Il 2017 potrebbe chiudersi con 50 milioni di ingressi registrati nei luoghi della cultura statali. Secondo le previsioni – ha dichiarato il Ministro dei Beni e delle Attività culturali e del Turismo Dario Franceschini –  il prossimo semestre potrebbe confermare le cifre record già registrate nel primo. I dati diffusi dall’Ufficio Statistica del MIBACT rivelano che nel periodo da gennaio a giugno 2017 sono stati 23.213.288 i biglietti staccati in musei, monumenti e aree archeologiche statali e 88.708.038 euro i ricavi, con un aumento rispettivamente del 7,3% (cioè 2 milioni in più di visitatori) e del 17,2% rispetto allo stesso periodo del 2016.

La tendenza positiva è stata registrata anche durante lo scorso ponte di Ferragosto quando i tanti turisti e i cittadini hanno deciso di recarsi in uno dei luoghi della cultura statali per trascorrere una giornata in un museo, un monumento o un parco archeologico. Nel dettaglio, nelle giornate del 14 e 15 agosto, le cifre hanno contato 21.635 visitatori al Colosseo, 14.186 agli Uffizi, 10.038 alla Galleria dell’Accademia di Firenze, 8.420 al Giardino di Boboli, 4.170 al Palatino, 3.723 al Foro Romano, 2.237 a Palazzo Pitti, 2.227 alle Cappelle Medicee, 1.179 alle Terme di Caracalla, 1.077 al Museo Nazionale Romano e 813 al Museo Nazionale Archeologico di Taranto.

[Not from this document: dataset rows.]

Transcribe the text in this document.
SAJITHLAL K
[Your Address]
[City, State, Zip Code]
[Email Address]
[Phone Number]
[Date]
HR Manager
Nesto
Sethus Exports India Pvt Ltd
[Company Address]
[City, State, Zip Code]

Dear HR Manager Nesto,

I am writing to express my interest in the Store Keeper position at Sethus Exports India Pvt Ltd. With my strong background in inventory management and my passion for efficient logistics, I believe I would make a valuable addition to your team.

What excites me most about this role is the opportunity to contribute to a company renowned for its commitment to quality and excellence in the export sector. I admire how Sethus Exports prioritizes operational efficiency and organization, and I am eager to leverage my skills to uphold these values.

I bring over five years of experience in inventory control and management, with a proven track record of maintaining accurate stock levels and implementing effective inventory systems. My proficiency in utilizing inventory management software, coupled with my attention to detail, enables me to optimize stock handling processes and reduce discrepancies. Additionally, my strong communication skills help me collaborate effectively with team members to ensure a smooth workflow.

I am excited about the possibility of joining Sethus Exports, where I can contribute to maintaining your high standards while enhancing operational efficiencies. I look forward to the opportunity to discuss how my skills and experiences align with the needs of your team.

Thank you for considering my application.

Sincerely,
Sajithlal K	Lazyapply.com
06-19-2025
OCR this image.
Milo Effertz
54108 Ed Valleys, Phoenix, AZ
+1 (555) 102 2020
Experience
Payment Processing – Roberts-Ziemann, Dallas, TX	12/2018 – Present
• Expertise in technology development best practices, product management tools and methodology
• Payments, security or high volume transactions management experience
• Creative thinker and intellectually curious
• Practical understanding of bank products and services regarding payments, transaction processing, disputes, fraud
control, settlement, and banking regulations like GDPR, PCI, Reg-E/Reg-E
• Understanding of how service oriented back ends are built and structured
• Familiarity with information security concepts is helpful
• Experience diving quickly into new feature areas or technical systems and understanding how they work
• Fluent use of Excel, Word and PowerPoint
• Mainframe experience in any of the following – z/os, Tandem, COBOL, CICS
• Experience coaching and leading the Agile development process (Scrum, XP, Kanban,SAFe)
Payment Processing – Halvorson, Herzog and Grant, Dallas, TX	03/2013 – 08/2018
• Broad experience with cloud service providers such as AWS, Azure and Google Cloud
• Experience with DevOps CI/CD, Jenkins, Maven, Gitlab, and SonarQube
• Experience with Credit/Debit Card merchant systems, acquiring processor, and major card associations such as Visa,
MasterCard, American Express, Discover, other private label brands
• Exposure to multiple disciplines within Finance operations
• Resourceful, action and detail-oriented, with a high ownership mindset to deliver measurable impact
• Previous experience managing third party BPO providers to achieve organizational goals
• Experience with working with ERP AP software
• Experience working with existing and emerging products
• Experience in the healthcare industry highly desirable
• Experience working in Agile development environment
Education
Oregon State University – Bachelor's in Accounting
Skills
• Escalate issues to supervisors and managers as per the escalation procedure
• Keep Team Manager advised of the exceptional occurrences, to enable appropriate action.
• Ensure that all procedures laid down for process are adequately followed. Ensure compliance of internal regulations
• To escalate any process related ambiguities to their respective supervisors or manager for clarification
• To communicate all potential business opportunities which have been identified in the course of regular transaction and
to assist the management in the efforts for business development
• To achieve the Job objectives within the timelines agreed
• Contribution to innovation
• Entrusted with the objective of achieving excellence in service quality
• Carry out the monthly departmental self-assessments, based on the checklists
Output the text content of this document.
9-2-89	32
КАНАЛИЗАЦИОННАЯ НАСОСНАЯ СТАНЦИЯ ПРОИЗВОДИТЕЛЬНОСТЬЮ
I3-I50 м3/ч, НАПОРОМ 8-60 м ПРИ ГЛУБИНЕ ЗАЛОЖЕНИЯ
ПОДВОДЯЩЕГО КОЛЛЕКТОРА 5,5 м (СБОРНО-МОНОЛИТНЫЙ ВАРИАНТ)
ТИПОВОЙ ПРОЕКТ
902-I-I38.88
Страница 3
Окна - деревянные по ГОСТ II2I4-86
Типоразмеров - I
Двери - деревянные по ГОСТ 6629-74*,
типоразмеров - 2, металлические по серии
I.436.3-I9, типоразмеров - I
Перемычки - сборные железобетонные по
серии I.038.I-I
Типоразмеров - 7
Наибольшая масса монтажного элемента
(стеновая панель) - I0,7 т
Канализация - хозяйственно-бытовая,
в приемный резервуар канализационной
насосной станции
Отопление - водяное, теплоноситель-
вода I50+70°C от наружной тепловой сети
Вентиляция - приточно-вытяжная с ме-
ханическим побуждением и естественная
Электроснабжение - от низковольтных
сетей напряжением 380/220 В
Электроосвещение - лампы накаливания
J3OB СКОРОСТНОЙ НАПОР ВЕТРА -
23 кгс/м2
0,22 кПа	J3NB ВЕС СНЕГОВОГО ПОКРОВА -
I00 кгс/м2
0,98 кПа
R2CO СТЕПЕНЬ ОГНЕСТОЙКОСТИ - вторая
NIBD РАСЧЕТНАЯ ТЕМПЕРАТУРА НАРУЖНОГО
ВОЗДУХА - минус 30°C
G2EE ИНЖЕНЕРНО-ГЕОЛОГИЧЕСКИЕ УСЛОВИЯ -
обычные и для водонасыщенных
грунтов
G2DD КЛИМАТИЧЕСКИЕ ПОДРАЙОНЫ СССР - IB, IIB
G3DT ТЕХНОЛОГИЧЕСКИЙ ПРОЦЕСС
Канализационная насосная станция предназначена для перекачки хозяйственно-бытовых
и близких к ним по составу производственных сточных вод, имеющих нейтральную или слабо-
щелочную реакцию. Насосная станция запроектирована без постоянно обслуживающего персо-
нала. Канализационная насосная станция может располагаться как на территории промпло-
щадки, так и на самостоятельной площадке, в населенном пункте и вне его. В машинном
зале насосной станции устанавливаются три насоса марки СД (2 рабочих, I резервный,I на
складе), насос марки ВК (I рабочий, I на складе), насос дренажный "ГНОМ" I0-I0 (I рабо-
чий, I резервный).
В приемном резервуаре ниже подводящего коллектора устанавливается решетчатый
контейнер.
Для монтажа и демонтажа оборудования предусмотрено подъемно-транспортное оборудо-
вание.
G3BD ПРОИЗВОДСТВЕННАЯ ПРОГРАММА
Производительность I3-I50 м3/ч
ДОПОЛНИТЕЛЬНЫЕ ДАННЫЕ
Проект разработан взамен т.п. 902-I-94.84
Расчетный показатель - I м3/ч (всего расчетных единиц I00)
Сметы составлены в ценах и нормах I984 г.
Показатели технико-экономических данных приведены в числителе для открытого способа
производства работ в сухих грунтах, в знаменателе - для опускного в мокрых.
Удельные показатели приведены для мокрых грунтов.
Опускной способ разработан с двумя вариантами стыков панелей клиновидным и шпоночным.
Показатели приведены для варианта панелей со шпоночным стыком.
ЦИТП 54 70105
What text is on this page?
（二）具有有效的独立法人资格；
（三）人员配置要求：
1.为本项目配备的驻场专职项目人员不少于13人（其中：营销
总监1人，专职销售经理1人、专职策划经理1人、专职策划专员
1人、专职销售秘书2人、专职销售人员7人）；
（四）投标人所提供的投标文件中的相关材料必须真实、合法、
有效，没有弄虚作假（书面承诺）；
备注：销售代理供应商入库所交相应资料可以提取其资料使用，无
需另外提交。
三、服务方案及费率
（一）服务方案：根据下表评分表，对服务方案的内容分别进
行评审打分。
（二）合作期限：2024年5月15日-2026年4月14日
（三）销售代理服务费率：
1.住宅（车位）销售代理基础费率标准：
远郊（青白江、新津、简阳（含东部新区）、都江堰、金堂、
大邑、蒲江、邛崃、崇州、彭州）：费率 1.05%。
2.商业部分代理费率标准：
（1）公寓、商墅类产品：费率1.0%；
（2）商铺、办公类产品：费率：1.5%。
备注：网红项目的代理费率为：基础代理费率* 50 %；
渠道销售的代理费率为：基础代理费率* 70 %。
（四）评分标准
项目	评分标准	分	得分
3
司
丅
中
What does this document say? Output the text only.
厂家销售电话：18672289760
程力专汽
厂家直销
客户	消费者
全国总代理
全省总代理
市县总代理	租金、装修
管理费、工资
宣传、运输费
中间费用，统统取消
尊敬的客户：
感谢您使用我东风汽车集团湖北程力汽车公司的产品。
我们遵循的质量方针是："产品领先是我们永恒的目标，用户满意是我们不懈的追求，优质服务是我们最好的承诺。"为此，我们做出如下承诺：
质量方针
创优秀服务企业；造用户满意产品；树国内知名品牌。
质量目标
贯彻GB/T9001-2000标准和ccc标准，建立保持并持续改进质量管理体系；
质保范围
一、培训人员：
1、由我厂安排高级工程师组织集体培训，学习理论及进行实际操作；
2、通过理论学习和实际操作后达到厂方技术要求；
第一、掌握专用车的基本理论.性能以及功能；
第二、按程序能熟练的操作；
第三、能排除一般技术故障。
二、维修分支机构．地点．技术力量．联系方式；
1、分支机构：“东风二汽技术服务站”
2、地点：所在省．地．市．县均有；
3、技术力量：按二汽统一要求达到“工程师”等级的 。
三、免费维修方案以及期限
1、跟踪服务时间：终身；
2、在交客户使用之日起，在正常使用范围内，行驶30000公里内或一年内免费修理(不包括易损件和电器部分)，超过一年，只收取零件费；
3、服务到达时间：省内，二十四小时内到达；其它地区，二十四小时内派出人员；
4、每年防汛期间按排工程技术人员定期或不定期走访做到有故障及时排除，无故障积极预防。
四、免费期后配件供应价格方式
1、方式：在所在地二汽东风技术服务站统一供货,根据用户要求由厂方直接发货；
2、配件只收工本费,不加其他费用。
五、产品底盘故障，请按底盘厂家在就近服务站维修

La sola giornata di Ferragosto è stata all’insegna della cultura per i 2.324 visitatori dei Musei Reali di Torino, per i 1.932 della Galleria Borghese di Roma, per i 1.106 del Museo Archeologico Nazionale di Napoli, per gli 849 della Galleria Nazionale di Arte Moderna e Contemporanea di Roma e per gli 828 del Museo di Capodimonte, dove nel Real Bosco si sono riversati 5.535 visitatori.

A questi si aggiungono i 46.098 degli Scavi di Pompei, gli 11.588 della Reggia di Caserta, gli 8.841 del Museo Egizio di Torino, i 7.085 di Villa d’Este a Tivoli,  i 4.757 di Paestum, i 3.200 di Villa Adriana a Tivoli.

Il Ministro Franceschini ha ribadito che l’importante risultato ottenuto confermi  quanto il patrimonio culturale costituisca un asset fondamentale per il Paese.